The defence had access to some Datix material but the evidence suggests the full record was not systematically disclosed or exhibited. Witnesses at the Thirlwall Inquiry have described the incomplete picture available to investigators and clinicians at the time of the prosecution.
Post-conviction, the Hummingbird whistleblower report (December 2025) described the Cheshire Police investigation as having adopted a suspect-first scoping decision that meant unit-level environmental and systemic factors were not investigated in parallel with the individual-suspect hypothesis. The Datix record — as the primary contemporaneous documentary record of those unit-level factors — was therefore neither fully obtained nor presented to the jury.

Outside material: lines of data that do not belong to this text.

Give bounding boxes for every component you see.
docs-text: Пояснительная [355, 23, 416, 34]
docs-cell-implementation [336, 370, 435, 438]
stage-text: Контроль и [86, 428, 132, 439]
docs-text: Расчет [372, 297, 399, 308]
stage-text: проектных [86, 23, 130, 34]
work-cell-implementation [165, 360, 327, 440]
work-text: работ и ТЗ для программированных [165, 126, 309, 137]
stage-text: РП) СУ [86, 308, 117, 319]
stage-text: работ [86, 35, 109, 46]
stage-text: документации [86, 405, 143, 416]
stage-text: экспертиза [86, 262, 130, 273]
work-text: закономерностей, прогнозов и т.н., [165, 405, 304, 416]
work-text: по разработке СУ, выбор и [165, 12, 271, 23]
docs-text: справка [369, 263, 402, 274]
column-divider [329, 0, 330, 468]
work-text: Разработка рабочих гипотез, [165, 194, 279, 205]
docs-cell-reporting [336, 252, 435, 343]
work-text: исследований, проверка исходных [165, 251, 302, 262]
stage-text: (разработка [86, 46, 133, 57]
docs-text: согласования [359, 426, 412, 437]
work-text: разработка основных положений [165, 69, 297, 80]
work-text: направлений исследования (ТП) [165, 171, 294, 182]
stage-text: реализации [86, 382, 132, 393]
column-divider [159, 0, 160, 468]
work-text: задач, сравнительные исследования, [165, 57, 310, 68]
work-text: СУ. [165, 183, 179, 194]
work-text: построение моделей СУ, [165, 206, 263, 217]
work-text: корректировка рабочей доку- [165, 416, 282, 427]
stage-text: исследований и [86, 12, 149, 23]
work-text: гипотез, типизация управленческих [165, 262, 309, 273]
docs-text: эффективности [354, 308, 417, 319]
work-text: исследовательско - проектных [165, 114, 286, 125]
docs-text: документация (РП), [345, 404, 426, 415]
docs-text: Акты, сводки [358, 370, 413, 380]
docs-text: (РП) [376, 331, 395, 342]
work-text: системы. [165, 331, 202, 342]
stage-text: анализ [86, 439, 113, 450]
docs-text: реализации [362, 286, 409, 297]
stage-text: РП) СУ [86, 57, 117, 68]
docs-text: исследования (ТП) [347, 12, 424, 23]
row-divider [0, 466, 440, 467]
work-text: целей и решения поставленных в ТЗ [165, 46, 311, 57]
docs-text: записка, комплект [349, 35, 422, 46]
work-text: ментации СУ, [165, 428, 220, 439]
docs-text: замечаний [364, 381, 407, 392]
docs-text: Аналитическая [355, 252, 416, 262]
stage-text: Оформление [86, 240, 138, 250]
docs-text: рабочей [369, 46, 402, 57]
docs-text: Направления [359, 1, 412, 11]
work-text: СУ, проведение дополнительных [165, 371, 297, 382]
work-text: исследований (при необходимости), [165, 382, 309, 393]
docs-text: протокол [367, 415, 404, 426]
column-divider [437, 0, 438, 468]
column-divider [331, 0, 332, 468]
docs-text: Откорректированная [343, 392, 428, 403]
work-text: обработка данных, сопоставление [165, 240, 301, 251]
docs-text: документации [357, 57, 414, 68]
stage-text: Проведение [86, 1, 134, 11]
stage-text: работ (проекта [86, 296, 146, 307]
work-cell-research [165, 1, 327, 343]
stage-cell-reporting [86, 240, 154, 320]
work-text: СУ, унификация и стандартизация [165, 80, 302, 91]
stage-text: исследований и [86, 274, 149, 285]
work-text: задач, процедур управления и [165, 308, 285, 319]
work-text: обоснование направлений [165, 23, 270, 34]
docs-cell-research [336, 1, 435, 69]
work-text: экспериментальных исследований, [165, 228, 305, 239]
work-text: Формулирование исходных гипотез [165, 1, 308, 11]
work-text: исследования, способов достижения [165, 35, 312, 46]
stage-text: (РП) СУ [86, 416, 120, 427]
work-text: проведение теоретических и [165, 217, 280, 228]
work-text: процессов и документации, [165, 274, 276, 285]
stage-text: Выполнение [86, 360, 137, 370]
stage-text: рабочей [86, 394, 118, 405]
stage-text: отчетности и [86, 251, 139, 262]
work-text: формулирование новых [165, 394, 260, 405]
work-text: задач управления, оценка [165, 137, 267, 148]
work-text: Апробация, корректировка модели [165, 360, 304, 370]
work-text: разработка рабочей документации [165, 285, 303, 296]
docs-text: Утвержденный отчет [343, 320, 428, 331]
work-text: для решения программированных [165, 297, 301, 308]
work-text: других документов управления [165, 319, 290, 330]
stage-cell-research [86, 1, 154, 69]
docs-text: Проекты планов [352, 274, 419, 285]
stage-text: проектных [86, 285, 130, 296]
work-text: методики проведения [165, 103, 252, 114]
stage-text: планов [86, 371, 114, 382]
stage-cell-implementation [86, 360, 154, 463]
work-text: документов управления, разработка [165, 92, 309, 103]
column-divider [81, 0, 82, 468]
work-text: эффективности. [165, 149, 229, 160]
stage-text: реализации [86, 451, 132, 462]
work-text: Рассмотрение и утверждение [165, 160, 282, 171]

What it means for the natural-cause framework
The Shoo Lee Panel, in its case-by-case review, concluded that every deterioration across the indicted cases was explicable by natural causes or identifiable clinical error. The Datix record is the institutional documentary underpinning of that conclusion: it shows in real time that the unit was experiencing exactly the categories of environmental, equipment and staffing failure that would predict a cluster of serious neonatal deteriorations independently of any individual nurse’s conduct.
A natural-cause framework for the cluster does not require mystery or coincidence. It requires only that the jury be shown the full contemporaneous picture of the unit’s condition — the picture that the Datix record documents. That picture was not shown to the jury. The CCRC review, operating on the basis of primary records, is in a position to examine it.